According to latest reports, junk takeout food is the major cause of obesity among children in the United States. The trend of ordering takeouts is on an alarming increase. The study was carried out by researchers at the University of North Carolina. According to experts, the takeout food that seems to be the favorite of kinds if prepared from food sold in stores, supermarkets and fast food joints. The food contains high sugar levels as well as calories. As a result, children who binge on these foods tend to accumulate more calories than necessary and put on weight.

Researchers say that the trend of consuming food prepared in supermarkets and stores has largely increased the calorie intake among consumers. According to available data, between the period of 1977 and 2006, there has been an increase in the calorie consumption from 23.4% to 33.9%. While kids get to eat their normal calorific requirement at home, the additional food that they eat outside is the major cause of obesity.

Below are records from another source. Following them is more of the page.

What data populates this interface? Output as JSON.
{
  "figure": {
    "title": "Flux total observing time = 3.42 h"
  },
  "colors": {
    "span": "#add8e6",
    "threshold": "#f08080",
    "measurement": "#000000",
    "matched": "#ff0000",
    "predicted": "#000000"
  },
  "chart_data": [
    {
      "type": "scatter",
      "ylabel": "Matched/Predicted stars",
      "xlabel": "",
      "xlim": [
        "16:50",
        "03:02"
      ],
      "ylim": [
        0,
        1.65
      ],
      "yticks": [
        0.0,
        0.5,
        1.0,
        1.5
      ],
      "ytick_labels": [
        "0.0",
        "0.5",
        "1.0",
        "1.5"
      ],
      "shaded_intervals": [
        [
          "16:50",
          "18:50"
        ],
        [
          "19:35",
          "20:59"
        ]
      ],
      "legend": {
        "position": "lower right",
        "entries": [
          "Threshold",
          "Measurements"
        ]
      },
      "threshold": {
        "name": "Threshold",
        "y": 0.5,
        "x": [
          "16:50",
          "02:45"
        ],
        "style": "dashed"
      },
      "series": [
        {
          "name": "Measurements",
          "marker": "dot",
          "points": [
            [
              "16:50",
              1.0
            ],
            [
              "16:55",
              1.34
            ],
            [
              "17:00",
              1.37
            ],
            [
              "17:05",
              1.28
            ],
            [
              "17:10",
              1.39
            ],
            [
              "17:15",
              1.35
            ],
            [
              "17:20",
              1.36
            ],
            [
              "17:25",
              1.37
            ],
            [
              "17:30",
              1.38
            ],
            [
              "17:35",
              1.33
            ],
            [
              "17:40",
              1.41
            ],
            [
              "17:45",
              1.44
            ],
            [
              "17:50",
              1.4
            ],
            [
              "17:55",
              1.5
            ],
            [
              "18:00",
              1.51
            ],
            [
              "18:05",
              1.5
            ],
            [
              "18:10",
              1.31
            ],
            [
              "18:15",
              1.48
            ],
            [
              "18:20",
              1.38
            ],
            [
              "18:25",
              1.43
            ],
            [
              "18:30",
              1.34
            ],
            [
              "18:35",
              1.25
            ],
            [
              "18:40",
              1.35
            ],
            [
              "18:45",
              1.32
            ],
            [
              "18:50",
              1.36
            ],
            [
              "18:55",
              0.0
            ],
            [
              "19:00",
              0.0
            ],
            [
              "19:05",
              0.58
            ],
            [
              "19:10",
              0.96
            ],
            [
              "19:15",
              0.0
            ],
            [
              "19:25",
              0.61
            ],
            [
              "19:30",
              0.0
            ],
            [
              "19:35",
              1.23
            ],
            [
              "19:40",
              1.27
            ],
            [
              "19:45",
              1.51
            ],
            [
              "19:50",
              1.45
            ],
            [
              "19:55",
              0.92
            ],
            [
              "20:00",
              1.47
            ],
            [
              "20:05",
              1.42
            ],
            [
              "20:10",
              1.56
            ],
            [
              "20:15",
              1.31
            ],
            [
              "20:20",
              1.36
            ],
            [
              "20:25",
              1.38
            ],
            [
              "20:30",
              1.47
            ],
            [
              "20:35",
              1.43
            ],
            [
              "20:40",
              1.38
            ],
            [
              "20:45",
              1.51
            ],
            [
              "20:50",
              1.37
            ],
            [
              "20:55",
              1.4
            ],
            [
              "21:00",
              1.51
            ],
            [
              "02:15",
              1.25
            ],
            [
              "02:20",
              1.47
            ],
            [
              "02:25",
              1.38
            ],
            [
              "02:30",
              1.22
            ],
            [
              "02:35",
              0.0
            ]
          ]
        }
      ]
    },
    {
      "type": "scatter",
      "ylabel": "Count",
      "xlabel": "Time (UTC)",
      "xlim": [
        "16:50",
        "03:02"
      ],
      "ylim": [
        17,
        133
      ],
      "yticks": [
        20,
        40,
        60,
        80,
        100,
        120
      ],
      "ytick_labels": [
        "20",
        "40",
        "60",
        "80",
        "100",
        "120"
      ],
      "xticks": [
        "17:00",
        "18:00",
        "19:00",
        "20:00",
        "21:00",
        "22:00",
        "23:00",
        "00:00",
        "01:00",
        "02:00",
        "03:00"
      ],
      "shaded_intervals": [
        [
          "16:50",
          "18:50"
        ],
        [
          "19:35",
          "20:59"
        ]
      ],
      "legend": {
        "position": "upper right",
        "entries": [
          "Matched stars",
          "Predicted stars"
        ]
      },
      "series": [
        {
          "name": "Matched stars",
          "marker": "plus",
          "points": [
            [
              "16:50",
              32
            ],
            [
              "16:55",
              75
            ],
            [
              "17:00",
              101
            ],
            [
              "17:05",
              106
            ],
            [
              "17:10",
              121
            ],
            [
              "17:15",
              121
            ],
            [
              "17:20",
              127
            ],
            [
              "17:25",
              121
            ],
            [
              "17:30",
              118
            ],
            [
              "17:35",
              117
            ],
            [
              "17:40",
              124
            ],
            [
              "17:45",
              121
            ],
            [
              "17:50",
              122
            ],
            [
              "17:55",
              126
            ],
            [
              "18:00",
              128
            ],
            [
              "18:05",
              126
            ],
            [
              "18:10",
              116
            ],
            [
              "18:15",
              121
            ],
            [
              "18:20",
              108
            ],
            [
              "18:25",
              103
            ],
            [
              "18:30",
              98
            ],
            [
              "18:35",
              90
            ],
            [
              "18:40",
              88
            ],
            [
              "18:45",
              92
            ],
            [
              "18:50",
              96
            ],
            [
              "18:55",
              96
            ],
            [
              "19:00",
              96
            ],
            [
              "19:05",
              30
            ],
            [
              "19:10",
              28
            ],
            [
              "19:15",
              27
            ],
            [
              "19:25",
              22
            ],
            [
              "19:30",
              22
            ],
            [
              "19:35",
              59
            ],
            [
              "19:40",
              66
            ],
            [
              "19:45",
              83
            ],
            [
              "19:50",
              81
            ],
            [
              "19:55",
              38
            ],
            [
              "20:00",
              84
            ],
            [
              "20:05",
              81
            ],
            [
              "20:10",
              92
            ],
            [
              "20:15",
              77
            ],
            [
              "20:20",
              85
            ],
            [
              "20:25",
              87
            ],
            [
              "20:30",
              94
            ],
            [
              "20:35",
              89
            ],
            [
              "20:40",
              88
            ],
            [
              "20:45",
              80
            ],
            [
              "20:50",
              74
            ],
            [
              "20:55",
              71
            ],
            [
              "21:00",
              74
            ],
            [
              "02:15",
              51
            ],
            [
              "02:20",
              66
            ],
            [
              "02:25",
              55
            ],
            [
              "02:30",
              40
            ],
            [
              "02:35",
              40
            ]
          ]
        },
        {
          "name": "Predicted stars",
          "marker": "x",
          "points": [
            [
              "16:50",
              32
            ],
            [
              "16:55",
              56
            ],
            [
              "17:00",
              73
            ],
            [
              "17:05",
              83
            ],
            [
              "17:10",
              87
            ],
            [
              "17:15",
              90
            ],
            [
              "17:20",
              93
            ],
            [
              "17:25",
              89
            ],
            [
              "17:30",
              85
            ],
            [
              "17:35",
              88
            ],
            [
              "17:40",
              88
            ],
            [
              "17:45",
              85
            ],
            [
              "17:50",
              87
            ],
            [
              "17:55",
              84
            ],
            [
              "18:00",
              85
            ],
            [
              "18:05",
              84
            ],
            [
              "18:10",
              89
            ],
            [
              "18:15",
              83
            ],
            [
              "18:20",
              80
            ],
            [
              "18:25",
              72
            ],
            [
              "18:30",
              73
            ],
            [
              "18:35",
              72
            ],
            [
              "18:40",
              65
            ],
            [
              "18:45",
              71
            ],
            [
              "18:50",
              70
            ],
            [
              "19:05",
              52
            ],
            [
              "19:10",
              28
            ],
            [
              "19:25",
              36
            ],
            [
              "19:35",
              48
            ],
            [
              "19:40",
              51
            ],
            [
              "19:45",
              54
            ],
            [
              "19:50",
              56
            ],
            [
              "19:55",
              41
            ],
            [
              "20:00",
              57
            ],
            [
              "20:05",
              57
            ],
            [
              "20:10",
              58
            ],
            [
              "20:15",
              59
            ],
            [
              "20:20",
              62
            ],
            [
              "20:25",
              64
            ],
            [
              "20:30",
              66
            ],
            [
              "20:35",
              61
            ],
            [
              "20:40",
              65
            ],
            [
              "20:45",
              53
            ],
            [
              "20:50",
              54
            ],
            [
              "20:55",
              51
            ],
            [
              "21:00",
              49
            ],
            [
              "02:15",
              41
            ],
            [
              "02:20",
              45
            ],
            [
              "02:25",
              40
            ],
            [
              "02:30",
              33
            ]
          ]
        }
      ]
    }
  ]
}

Jennifer Poti, the lead author of the present study pointed out that eating food outside home is adding unwanted calories and leading to a number of health problems. The author belongs to Gillings School of Global Public Health of the University of North Carolina. She also said that the trend of bringing home fast foods is on a rise. This trend can lead to lowering of the amount of healthy food eaten at home and takeout food can form a very undesirable substitute for healthy and nutritious home cooked food.

Bringing food home is on an increase when compared to eating out. Poti said that although the precise reasons for this trend are unknown, time constraints and convenience are probably the two most influencing factors. She says that energy intake is influenced by the kind of takeout food consumed as well as the location where the food is consumed. She urges parents to give a serious thought to the trend and see that children do not become obese.

The report, which is supposed to be published in the Journal of he American Diabetic Association, will appear in the August issue. 29,217 children between the ages of 2 and 18 were considered for the study. The period of study was 19777 to 2006. The results of the study showed a higher intake of calories when children ate in fast food outlets as compared to the calories consumed when they ate at home or school.